The puzzle is a four piece co-ordinate motion puzzle. As you've heard me mention in the past, co-ordinate motion puzzles are something of a signature for Vinco's puzzles, and this is another great example. The mechanism is similar to those used in other co-ordinate motion puzzles, so it will not be a huge surprise to anyone familiar with some of Vinco's other offerings. Of course the challenge with all co-ordinate motion puzzles is figuring out where to put your fingers to be able to start separating the pieces without the puzzle flying apart, leaving you with no idea how to put it back together again!
The box starts off measuring 3.25" x 3.25" x 3.25", but as you start to open it, it expands to over 4" before the internal pieces are no longer touching and they fall into a heap. Unfortunately I'm not sure which woods were used for this puzzle as Vinco wasn't listing the woods when he produced these puzzles. The puzzle is available from Vinco directly, or from Puzzle Master
As you can see above, the four pieces of the puzzle are identical, making re-assembly 'easier'. Of course with any co-ordinate motion puzzle, assembling requires the puzzle to be expanded to the point of collapse, and then carefully aligning the pieces, while hoping that you don't move anything causing it to all collapse again. With only four pieces, this is one of the easier puzzles to assemble and disassemble, however there is a reasonable degree of dexterity required, since the tolerances are up to Vinco's usual standard. (Read, very well made, and darn tricky!)

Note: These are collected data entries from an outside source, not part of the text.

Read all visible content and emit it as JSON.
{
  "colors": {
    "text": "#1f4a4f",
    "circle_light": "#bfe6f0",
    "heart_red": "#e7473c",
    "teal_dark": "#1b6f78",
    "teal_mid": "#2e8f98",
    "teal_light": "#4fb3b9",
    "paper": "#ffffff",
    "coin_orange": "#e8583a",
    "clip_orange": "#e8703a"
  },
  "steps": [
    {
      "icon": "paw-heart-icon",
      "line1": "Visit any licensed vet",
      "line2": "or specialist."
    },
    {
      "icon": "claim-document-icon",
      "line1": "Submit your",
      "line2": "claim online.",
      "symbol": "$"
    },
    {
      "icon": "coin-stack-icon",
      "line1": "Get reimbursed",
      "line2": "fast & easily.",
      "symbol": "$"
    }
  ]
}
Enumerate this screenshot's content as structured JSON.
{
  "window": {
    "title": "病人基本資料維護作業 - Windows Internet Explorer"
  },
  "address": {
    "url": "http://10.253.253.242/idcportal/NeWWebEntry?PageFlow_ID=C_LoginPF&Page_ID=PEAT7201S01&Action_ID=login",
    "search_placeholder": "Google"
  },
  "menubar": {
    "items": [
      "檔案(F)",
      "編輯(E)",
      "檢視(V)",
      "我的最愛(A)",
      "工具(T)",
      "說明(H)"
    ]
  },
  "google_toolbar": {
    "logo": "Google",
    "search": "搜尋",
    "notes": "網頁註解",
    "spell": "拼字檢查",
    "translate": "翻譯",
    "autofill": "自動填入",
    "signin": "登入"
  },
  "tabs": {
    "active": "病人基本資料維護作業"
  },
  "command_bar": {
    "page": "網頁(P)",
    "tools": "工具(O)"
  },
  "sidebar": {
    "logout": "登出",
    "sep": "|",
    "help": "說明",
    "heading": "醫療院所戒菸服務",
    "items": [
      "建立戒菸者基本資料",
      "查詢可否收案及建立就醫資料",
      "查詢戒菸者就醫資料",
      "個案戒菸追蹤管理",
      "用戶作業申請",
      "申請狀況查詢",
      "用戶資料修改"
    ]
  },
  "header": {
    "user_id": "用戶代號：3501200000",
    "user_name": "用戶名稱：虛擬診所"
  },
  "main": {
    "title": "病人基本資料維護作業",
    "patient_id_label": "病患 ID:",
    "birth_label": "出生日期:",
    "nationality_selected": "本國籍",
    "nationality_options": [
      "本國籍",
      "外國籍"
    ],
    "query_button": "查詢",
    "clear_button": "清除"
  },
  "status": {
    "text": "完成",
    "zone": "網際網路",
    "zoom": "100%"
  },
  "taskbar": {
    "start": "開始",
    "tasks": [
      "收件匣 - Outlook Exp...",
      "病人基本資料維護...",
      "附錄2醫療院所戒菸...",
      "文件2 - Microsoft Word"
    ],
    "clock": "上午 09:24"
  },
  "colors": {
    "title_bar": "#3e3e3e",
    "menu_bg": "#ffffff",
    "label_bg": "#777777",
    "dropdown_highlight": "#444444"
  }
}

This is a good looking puzzle and not too challenging to put together. Puzzle master rates this as 9/10 (Grueling), but if I'm honest I don't think that's fair. This is much more like a 6, in my opinion. Vinco himself rates it as a 3/5 (or 6 if you include his 5+ scale). All in all a fun puzzle, which is very well made, and great to hand to beginners since you'll get it back together fairly easily if they give up.
It's time for another Vinco puzzle review, and this time we have another puzzle that's not a co-ordinate motion puzzle. Yes Vinco does make them, and he has a fairly good range available. Sputnik is a beautifully shaped six piece puzzle where the object is to take the pieces apart, then re-assemble them into the space faring shape. Thanks to Puzzle Master for sending me this puzzle to review.
It almost goes without saying that this is another beautifully made and finished puzzle from Vinco. There really are few other people out there making puzzles at this quality for this price. The woods used have been waxed so the natural colour and grain is preserved, making for a great looking puzzle which will stand out, especially given the unique shape of this puzzle.
One thing I will note in this puzzle is that in order for the pieces to come together the way they are intended, there is a small gap between a couple of the blocks in each of the six puzzle pieces, and while it doesn't detract from the puzzle at all, and you'll not notice it in the solution shape, it does make solving the puzzle slightly easier, as you can use the gaps to tell where the pieces are joined into halves, before combining the halves into the final shape.
One of the challenges with this puzzle is that the way each of the six pieces are combined is not intuitive. Given that all six pieces are identical, it's hard to see how you join the pieces to create a shape that will interlock into the UFO like solution.
This is another excellent puzzle from Vinco, and I highly recommend it. If you're not a fan of co-ordinate motion puzzles, this will give you a good challenge, and no need to worry about growing a third hand to hold the pieces in place as you assemble it.